Information Security GRC Analyst

Information Security GRC Analyst

About the Role:

United Community is seeking an Information Security GRC Analyst to support our cybersecurity and risk management initiatives. This role plays a key part in conducting access reviews, evaluating third-party vendors, and strengthening our governance, risk, and compliance (GRC) posture.

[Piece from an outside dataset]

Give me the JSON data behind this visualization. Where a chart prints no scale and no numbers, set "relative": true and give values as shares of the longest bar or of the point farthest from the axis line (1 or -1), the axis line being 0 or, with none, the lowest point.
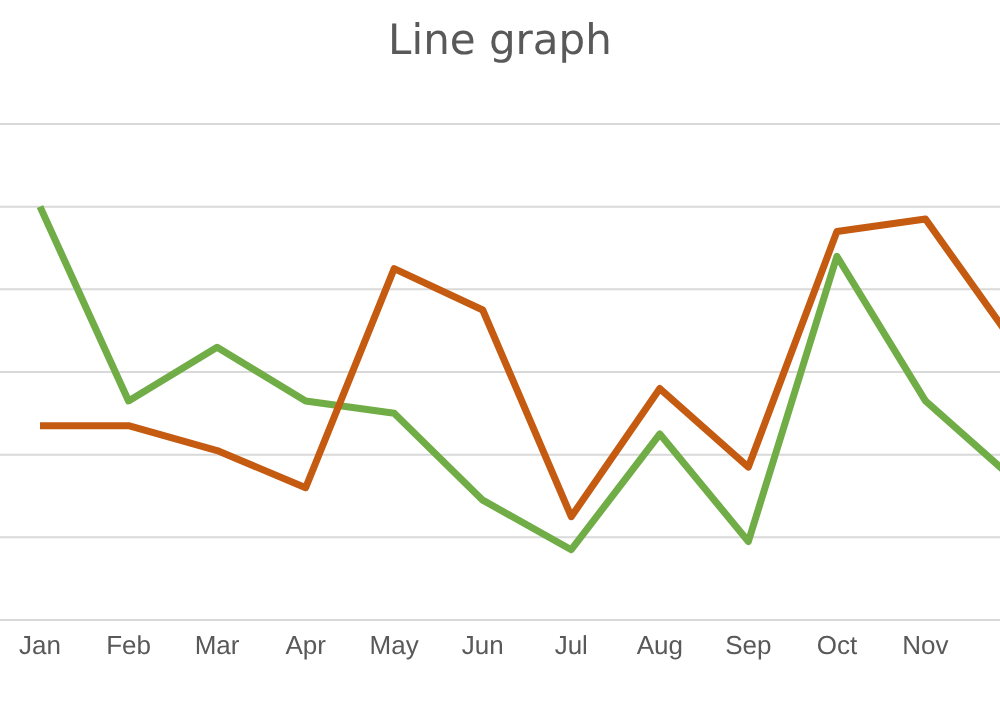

You’ll collaborate across IT, TPRM, and GRC teams to ensure our systems, vendors, and users align with internal security standards and regulatory requirements.

What You’ll Do:

• Conduct periodic User Access Reviews (UARs) and Privileged Access Reviews (PARs) to enforce least privilege principles.
• Evaluate third-party vendors for information security compliance in partnership with the TPRM team.
• Support control testing, documentation, and governance activities alongside the GRC Lead and Controls Testing Analyst.
• Contribute to email security initiatives, including phishing simulations and reporting.
• Assist in developing and delivering cybersecurity training and awareness programs.
• Identify and implement automation opportunities to streamline GRC workflows.
• Document findings and track remediation efforts related to access, vendor, and control risks.
• Ensure compliance with internal policies and external regulations (e.g., SOX, GLBA).
• Support internal and external audits related to access control and vendor management.
• Stay current on industry best practices, regulatory changes, and emerging technologies.

What We’re Looking For:

• Experience:

• 1–3 years in cybersecurity, IT operations, or risk management.
• Exposure to third-party risk evaluations and email security practices.
• Experience supporting cybersecurity training and awareness programs.

• Education:

• Bachelor’s degree preferred in Information Assurance, Computer Science, Cybersecurity, or a related field.
• Equivalent education or experience may be considered.

• Required Skills:

• Familiarity with vendor security evaluations and collaboration with TPRM teams.
• Strong communication skills and ability to work across technical and business teams.
• Detail-oriented, organized, and adaptable to shifting priorities.
• Demonstrated flexibility in a dynamic, cross-functional environment.

• Preferred Skills:

• Hands-on experience with UARs and PARs.
• Working knowledge of automation tools (e.g., LogicGate, ServiceNow).
• Understanding of GRC frameworks (CIS CSC, NIST CSF, COBIT, CRI).
• Certifications such as Security+, ISC2 Certified Cybersecurity (CC), or ISACA Cybersecurity Fundamentals.

Travel:

• Up to 5% travel required.

Supervisory Responsibility:

• This position does not have direct supervisory responsibilities.

Conditions of Employment:

• Must be able to pass a criminal background & credit check
• This is a full-time, non-remote position

FLSA Status: 

• Exempt

This is a full-time role based in a professional office environment, with up to 5% travel and schedule flexibility for evenings and weekends. The position does not include supervisory responsibilities.

We are proud to be an Equal Opportunity Employer. Reasonable accommodations are available to support individuals with disabilities in performing essential job functions.